MessageSujet: Re: « Quand la pluie viendra...»   Mer 2 Juil - 18:44

Les yeux fermés, le vent s'engouffrant dans sa longue chevelure ébène, Isaki ne cessait de se remémorer cette scène. Elle pouvait encore sentir la pluie déferlait sur elle tels des milliers de lame, la douleur insupportable dans son épaule, et la rage au fond d'elle. La rage et le désespoir qu'elle ressentait lorsqu'elle vit son ami de toujours, Seito Akamatsu isolé au bord de cette falaise face à Kazuichirô le déicide, le plus terrifiant des mercenaires..

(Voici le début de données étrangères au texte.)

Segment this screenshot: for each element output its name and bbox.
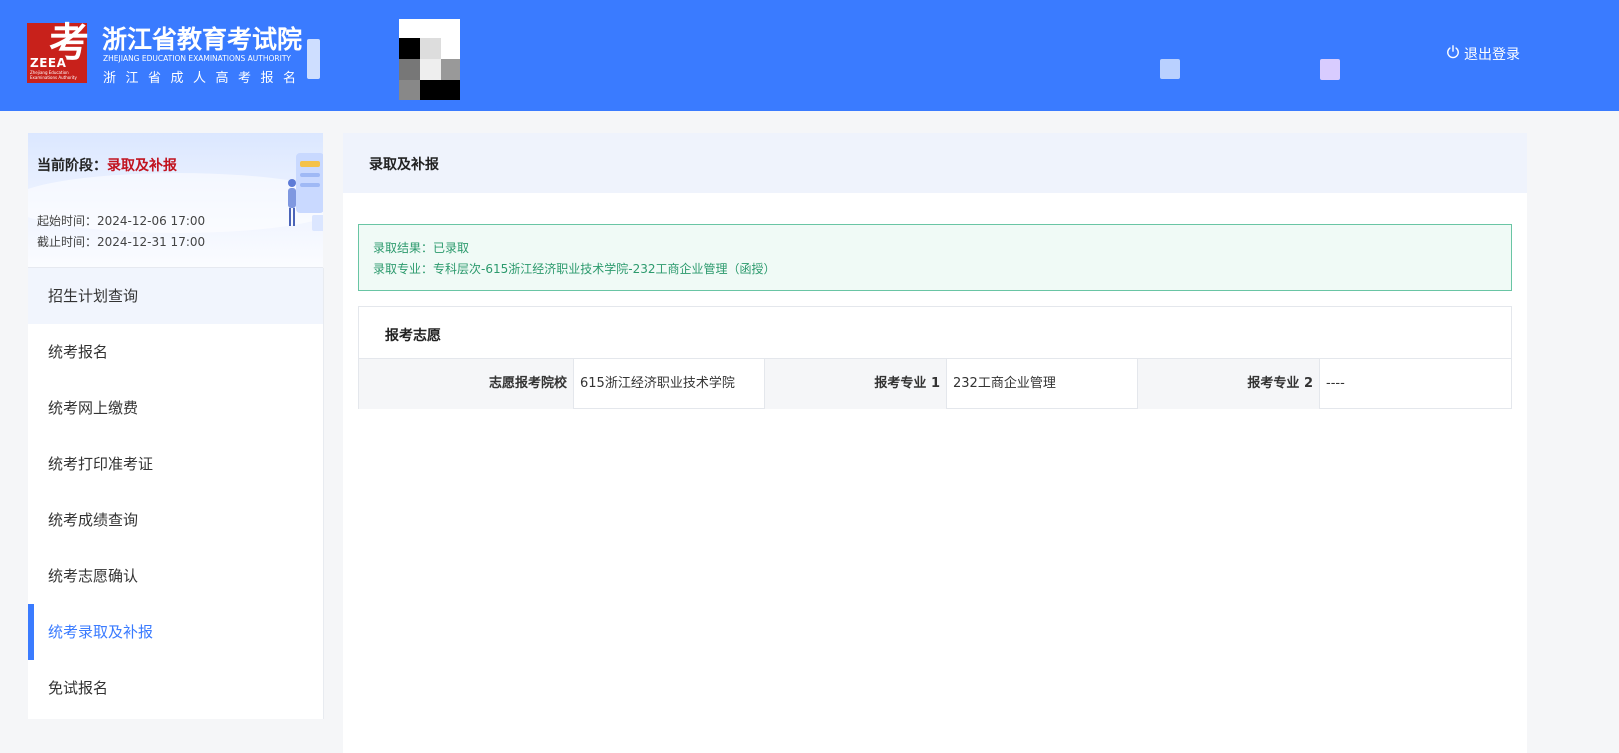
stage-value: 录取及补报 xyxy=(107,158,177,174)
menu-item-print-admission-ticket[interactable]: 统考打印准考证 xyxy=(28,436,323,492)
stage-start-time: 起始时间：2024-12-06 17:00 xyxy=(37,214,206,228)
admission-result-alert: 录取结果：已录取 录取专业：专科层次-615浙江经济职业技术学院-232工商企业… xyxy=(358,224,1512,291)
preferences-table: 志愿报考院校 615浙江经济职业技术学院 报考专业 1 232工商企业管理 报考… xyxy=(359,358,1511,409)
document-illustration-icon xyxy=(288,153,323,231)
menu-item-exam-registration[interactable]: 统考报名 xyxy=(28,324,323,380)
sidebar: 当前阶段：录取及补报 起始时间：2024-12-06 17:00 截止时间：20… xyxy=(28,133,324,719)
menu-item-exempt-registration[interactable]: 免试报名 xyxy=(28,660,323,716)
power-icon xyxy=(1446,45,1460,63)
redacted-block xyxy=(1160,59,1180,79)
menu-item-enrollment-plan[interactable]: 招生计划查询 xyxy=(28,268,323,324)
admission-result: 录取结果：已录取 xyxy=(373,241,470,255)
current-stage: 当前阶段：录取及补报 xyxy=(37,155,177,175)
table-label-major-1: 报考专业 1 xyxy=(765,359,947,409)
menu-item-preference-confirm[interactable]: 统考志愿确认 xyxy=(28,548,323,604)
menu-item-score-query[interactable]: 统考成绩查询 xyxy=(28,492,323,548)
redacted-qr-image xyxy=(399,19,460,100)
main-header: 录取及补报 xyxy=(343,133,1527,193)
logo-subtext: Zhejiang Education Examinations Authorit… xyxy=(30,70,77,80)
side-menu: 招生计划查询 统考报名 统考网上缴费 统考打印准考证 统考成绩查询 统考志愿确认… xyxy=(28,268,323,716)
menu-item-online-payment[interactable]: 统考网上缴费 xyxy=(28,380,323,436)
table-value-major-2: ---- xyxy=(1326,376,1345,391)
sidebar-divider xyxy=(323,268,324,719)
org-subtitle: 浙江省成人高考报名 xyxy=(103,71,306,86)
zeea-logo: 考 ZEEA Zhejiang Education Examinations A… xyxy=(27,21,89,83)
logout-label: 退出登录 xyxy=(1464,47,1520,63)
menu-item-admission-supplement[interactable]: 统考录取及补报 xyxy=(28,604,323,660)
current-stage-card: 当前阶段：录取及补报 起始时间：2024-12-06 17:00 截止时间：20… xyxy=(28,133,323,268)
redacted-block xyxy=(1320,59,1340,80)
main-panel: 录取及补报 录取结果：已录取 录取专业：专科层次-615浙江经济职业技术学院-2… xyxy=(343,133,1527,753)
table-label-major-2: 报考专业 2 xyxy=(1138,359,1320,409)
logo-abbreviation: ZEEA xyxy=(30,56,67,70)
admission-major: 录取专业：专科层次-615浙江经济职业技术学院-232工商企业管理（函授） xyxy=(373,262,776,276)
stage-end-time: 截止时间：2024-12-31 17:00 xyxy=(37,235,206,249)
preferences-title: 报考志愿 xyxy=(385,328,441,344)
top-header: 考 ZEEA Zhejiang Education Examinations A… xyxy=(0,0,1619,111)
org-title: 浙江省教育考试院 xyxy=(102,25,303,54)
table-value-school: 615浙江经济职业技术学院 xyxy=(574,359,765,409)
table-value-major-1: 232工商企业管理 xyxy=(947,359,1138,409)
stage-label: 当前阶段： xyxy=(37,158,107,174)
header-notch xyxy=(495,100,555,111)
org-title-english: ZHEJIANG EDUCATION EXAMINATIONS AUTHORIT… xyxy=(103,54,291,63)
page-title: 录取及补报 xyxy=(369,157,439,173)
table-label-school: 志愿报考院校 xyxy=(359,359,574,409)
application-preferences-panel: 报考志愿 志愿报考院校 615浙江经济职业技术学院 报考专业 1 232工商企业… xyxy=(358,306,1512,409)
logout-button[interactable]: 退出登录 xyxy=(1446,44,1520,64)
redacted-block xyxy=(307,39,320,79)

Elle ne pouvait le laisser. Elle ne pouvait se résoudre à l'abandonné, le regarder mourir dans ses bras quitte à donner sa vie pour sauver la sienne. La simple idée d'un monde sans Seito à ses cotés lui semblait insupportable, inconcevable. Elle se rappela ce moment fatidique, elle s'était élancée entre son ami et son assaillant, sentant la lame de Kazuichirô s'enfoncer dans sa peau, laissant place à une plaie béante ensanglanté. Elle sentit la lame de Seito effleuré son cou et se loger dans la poitrine de Kazuichirô. Elle vit alors le corps du déicide tomber dans le vide.


« Tu as désobéi aux ordres... » fut les seules paroles de Seito, elle ne s'attendait pas un merci, ni à de quelconques remerciements, elle n'en attendait pas moins de sa part. C'est vrai elle avait désobéi au ordres. A cette époque, elle n'était qu'un simple soldat, et avait risqué sa vie pour le sauver. Elle serra Seito dans ses bras, comme si elle ne voulait pas le laisser partir, pas le laisser partir loin d'elle. Isaki rouvrit les yeux , et posa son regard vairon ,ébène et pourpre sur l'entrainement des soldats.

" je pense qu'il conviendra à la mission.."

Isaki savait que le Capitaine Hashimori n'était pas très souvent sérieux, et qu'il tentait en vain de la séduire bien qu'elle était son supérieur, ce qui l'agaçait énormément. Le capitaine n'était pas du genre à s'ouvrir facilement, d'ailleurs Isaki n'avait jamais su quels étaient les raisons qui avait poussés Tsugu à se battre sous la bannière des Akamatsu. Cependant elle ne doutais pas moins de son potentiel. Hashimoro Tsugu  était connu pour être un excellent combattant et manieur d'armes.

Elle porta son regard sur le capitaine entraînant ses troupes. Elle pouvait voir la concentration et la détermination dans son regard. Cependant, outre le fait que le capitaine Hashimori serait envoyé en mission dans le village d' Hashira, une chose piqua la curiosité de la jeune femme. Elle se tourna vers Seito et plongea son regard vairon dans le sien, l'arrachant à ses pensées.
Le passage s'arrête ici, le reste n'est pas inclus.